In the spirit of Halloween, let’s talk about the psychology behind horror, and how it relates to romance. 

OkCupid introduced an interesting finding in 2014 that liking scary movies was one of the best predictors of long-term romantic compatibility. This finding was never published in a peer-reviewed academic journal, so we take it with a grain of salt. However, I do want to explore the possible reasons why couples where both partners like scary movies might be more compatible– and perhaps also how watching scary movies together can bring certain couples closer together.

First though– why would anyone like horror movies in the first place? After all, they depict gruesome scenes that our brains have heavily evolved fear and disgust responses to avoid. The answer involves sensation-seeking.

Sensation-seekers are more likely to enjoy, consume, and prefer horror movies.

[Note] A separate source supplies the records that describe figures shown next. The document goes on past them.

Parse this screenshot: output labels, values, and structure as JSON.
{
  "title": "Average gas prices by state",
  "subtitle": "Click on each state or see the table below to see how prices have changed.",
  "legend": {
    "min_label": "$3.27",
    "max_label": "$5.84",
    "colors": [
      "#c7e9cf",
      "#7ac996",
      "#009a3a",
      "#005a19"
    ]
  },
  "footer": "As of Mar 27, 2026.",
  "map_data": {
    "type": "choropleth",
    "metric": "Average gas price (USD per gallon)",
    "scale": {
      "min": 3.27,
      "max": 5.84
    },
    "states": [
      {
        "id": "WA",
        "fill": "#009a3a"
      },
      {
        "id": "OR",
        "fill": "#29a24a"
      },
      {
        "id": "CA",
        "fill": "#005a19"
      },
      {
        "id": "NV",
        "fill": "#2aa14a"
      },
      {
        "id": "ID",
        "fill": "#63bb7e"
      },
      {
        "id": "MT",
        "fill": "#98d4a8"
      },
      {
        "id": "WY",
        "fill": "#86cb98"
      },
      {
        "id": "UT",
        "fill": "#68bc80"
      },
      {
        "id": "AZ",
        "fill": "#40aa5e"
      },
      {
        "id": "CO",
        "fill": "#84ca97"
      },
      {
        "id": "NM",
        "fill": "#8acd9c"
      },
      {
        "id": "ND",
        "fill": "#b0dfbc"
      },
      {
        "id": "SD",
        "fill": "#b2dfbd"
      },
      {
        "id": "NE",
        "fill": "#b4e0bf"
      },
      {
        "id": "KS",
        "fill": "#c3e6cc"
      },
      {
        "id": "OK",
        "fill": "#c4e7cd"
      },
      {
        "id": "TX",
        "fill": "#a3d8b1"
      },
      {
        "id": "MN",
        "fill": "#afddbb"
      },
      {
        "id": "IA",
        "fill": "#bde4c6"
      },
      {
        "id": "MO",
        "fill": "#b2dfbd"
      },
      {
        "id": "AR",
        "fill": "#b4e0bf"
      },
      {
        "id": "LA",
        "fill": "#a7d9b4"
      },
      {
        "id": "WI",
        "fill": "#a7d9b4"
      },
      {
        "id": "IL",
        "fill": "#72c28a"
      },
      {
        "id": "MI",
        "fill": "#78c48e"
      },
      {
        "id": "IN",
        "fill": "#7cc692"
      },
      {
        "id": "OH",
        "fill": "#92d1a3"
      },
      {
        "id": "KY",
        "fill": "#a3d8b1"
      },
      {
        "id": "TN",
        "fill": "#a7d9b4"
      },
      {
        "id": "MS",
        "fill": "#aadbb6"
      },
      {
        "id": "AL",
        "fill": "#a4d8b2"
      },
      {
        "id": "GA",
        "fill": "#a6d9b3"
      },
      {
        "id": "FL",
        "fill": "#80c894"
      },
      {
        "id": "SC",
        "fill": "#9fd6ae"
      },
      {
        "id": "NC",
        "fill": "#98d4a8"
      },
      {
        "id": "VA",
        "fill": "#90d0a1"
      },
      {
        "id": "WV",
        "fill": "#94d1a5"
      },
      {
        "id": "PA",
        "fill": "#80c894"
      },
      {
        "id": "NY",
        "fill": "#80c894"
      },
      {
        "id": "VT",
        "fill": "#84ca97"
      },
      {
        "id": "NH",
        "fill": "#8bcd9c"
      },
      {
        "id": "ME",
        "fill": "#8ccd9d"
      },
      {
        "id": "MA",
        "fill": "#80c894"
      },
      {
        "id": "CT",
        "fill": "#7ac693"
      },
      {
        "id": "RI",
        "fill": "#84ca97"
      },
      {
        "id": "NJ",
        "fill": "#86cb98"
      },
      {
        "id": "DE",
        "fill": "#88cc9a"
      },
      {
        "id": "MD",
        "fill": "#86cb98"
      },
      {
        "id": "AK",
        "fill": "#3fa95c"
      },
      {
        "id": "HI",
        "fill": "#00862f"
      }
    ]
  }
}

Sensation-seeking is a personality trait that is characterized by “the drive for new, exotic, and intense experiences”, where their strong need to experience physiological arousal extends to fear-inducing experiences which intentionally activate our fight-or-flight response– resulting in a “natural high.”

Sensation-seeking gets some consideration in our matching algorithm to the extent that it is reflected in the HEXACO model of personality. Thus, it’s possible that OkCupid’s findings simply reflect a similarity in this personality trait, and that asking about horror movies measures that effectively. 

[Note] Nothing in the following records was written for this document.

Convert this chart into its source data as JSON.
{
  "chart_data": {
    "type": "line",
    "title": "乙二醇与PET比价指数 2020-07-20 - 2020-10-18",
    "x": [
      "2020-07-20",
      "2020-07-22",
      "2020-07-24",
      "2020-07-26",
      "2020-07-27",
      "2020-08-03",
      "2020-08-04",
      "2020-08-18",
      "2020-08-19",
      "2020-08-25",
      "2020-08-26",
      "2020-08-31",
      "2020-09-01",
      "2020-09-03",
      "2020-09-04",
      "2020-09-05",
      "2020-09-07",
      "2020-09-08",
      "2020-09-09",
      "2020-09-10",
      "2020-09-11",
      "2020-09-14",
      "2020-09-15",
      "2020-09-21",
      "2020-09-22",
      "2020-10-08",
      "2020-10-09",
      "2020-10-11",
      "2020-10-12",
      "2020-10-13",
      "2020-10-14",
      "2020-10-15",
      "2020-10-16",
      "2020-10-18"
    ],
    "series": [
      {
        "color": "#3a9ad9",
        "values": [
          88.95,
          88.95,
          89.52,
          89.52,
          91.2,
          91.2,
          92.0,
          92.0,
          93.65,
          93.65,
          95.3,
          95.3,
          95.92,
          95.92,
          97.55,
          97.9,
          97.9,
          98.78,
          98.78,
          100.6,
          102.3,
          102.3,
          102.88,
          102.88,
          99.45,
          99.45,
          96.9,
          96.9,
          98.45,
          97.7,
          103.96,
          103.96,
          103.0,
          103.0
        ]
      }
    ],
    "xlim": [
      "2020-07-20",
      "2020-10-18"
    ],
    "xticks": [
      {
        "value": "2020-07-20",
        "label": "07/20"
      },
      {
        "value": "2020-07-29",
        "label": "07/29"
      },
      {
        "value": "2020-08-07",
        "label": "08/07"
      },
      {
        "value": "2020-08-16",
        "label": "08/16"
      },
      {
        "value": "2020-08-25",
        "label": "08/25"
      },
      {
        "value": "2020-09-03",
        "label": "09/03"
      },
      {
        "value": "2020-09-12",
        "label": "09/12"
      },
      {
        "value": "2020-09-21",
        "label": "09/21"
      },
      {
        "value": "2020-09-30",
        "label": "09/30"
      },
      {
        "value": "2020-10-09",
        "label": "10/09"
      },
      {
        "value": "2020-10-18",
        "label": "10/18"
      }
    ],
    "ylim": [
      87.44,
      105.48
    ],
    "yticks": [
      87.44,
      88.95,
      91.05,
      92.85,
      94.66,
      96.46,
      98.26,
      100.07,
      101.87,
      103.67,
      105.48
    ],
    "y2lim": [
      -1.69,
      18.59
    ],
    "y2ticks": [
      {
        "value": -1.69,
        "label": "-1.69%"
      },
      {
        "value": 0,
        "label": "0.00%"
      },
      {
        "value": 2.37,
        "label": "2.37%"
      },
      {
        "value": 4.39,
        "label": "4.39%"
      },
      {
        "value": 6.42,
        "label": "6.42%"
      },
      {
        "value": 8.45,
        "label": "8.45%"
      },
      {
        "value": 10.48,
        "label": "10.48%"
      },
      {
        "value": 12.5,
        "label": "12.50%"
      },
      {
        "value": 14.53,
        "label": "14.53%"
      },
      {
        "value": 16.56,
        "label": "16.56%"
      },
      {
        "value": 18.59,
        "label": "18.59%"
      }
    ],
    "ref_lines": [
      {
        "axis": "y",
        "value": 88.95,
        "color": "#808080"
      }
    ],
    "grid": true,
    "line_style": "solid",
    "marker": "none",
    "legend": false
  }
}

These are a lot of assumptions for something so understudied in relationship psychology. One thing we are more certain about, however, is that watching scary movies with your partner can actually deepen your romantic bond.

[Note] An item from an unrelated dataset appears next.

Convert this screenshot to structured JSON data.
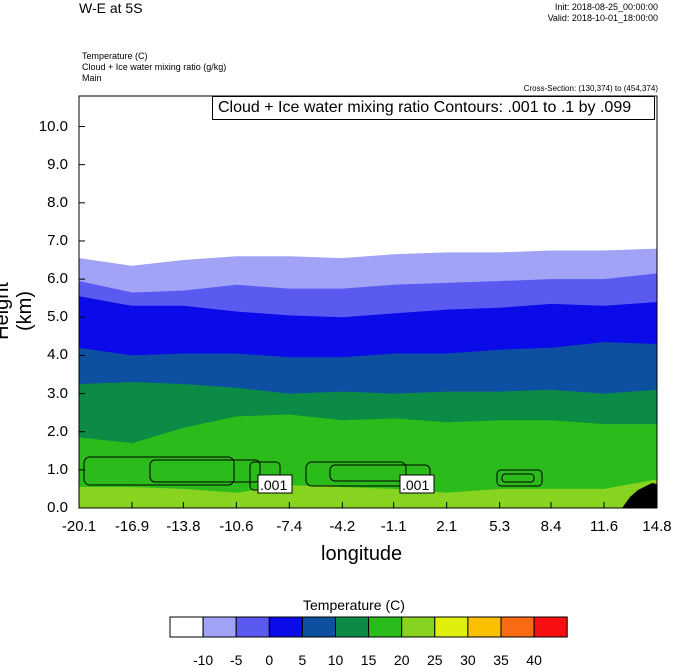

For one, scary movies are designed to make you fearful, anxious, and nervous. Those who’ve read my previous piece on the misattribution of arousal theory might know where I’m going with this– as evidenced by the Capilano Suspension Bridge Study, the human body is often unable to tell the difference between fearful arousal and sexual arousal. Engaging in a physiologically arousing activity with your partner (...like watching a horror movie) definitely reflects this principle.

The other interesting way that horror movies can bring couples closer is known, adorably, as The Snuggle Theory of Horror

It works by “providing [heterosexual couples] with an opportunity to fulfill their traditional gender roles” which can be personally and socially gratifying for couples who derive pleasure from identifying with conventionally “masculine” (e.g., stoic, fearless) and “feminine” (e.g., sensitive) traits.

Regardless of where you fall on the sensation-seeking spectrum, watching horror movies is a great way to increase attraction by getting your blood pumping with another person. If you’re looking for love this Halloween, grab a cutie and watch a movie. Preferably one that scares you into each other’s arms!